Essa foi sua rotina durante o primeiro mês de casamento. Já estava acostumada e pensou que seria assim para sempre, mas os acontecimentos foram mudando com o passar do tempo. Depois de três meses, ela já estava grávida de seu segundo filho. O casamento era apenas um fardo que ela tinha que sustentar todos os dias.

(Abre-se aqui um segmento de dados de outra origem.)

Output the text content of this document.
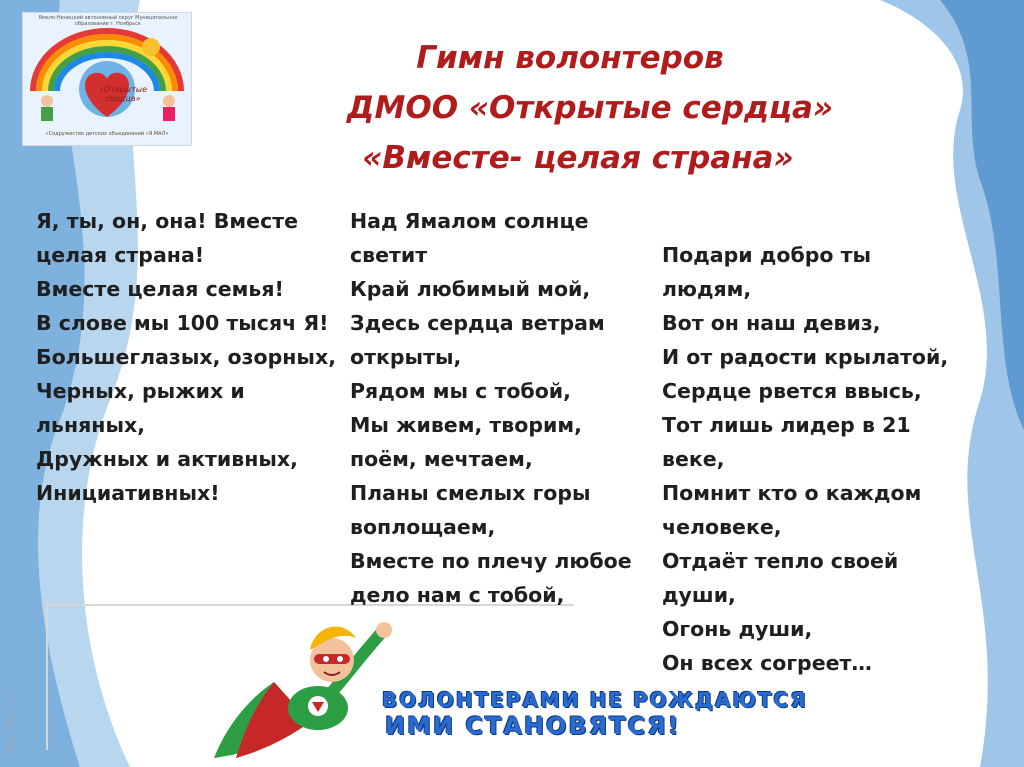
Ямало-Ненецкий автономный округ Муниципальное образование г. Ноябрьск
«Открытые сердца»
«Содружество детских объединений «Я МАЛ»
Гимн волонтеров
ДМОО «Открытые сердца»
«Вместе- целая страна»
Я, ты, он, она! Вместе
целая страна!
Вместе целая семья!
В слове мы 100 тысяч Я!
Большеглазых, озорных,
Черных, рыжих и
льняных,
Дружных и активных,
Инициативных!
Над Ямалом солнце
светит
Край любимый мой,
Здесь сердца ветрам
открыты,
Рядом мы с тобой,
Мы живем, творим,
поём, мечтаем,
Планы смелых горы
воплощаем,
Вместе по плечу любое
дело нам с тобой,
Подари добро ты
людям,
Вот он наш девиз,
И от радости крылатой,
Сердце рвется ввысь,
Тот лишь лидер в 21
веке,
Помнит кто о каждом
человеке,
Отдаёт тепло своей
души,
Огонь души,
Он всех согреет…
ВОЛОНТЕРАМИ НЕ РОЖДАЮТСЯ
ИМИ СТАНОВЯТСЯ!
www.7dom.ru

Ainda não fazia muito sentido o motivo pelo qual tivera que casar. Só lembrava do dia que o amigo do padrasto foi buscá-la em casa antes mesmo do casamento. A mãe não se opôs a nada, ela pensou então que aquilo seria para seu próprio bem.
A segunda gravidez foi uma das piores. Sentia muitas dores e nenhum apoio. João de Deus já completava oito meses na metade da sua gestação. Quando tinha um ano e dois meses, presenciou o nascimento do seu primeiro irmão. Não tinha ninguém para olhar por ele, então a mãe o mandou para casa de uma amiga, onde ficou durante longos 150 dias, sem ao menos vê-lo. O marido tinha ficado cada vez mais ríspido e intolerável. Ela se sentia apenas um objeto dentro da própria casa. Pensava em voltar para junto da mãe, mas a presença do padrasto lhe dava arrepios. Tudo isso se passava. Ela tinha apenas 14 anos e dois filhos para criar.
A rotina se repetiu nos próximos 3 anos. Agora com 17, já tinha uma certa experiência de vida e também um filho a mais. No total de 3, eram eles que davam sentido a sua vida. A mãe faleceu, e agora ela estava totalmente sozinha.
Mas seu destino mudou completamente naquele fatídico dia. Ela pensava que não tinha nada capaz de piorar sua situação. Mas as mãos pesadas do marido em sua face a fizeram mudar de opinião. O ato foi o abre alas para uma nova realidade. Todos os dias apanhava e ainda tinha a tristeza de ver os olhos assustados dos filhos vendo-a naquela situação. O tempo passou... Agora ela possuía 30 anos e muitas marcas na alma e no corpo. João de Deus já havia saído de casa e sumido no mundo. Os dois outros filhos já sem saber o que fazer, também quase não paravam em casa.
Naquele dia, ela estava na cozinha preparando o almoço. Esperava seu quarto e último filho. O marido chegou pelas costas e a empurrou. Bateu a barriga contra o chão e perdeu os sentidos. No hospital, meio acordada, conseguiu nos seus últimos minutos de vida presenciar o nascimento de sua única filha, a qual iria se chamar Maria. Se ela tivesse tido tempo de falar ao marido o nome... Mas não deu, a urgência de dizer as três últimas palavras foi maior. Fechou os olhos e finalmente descansou.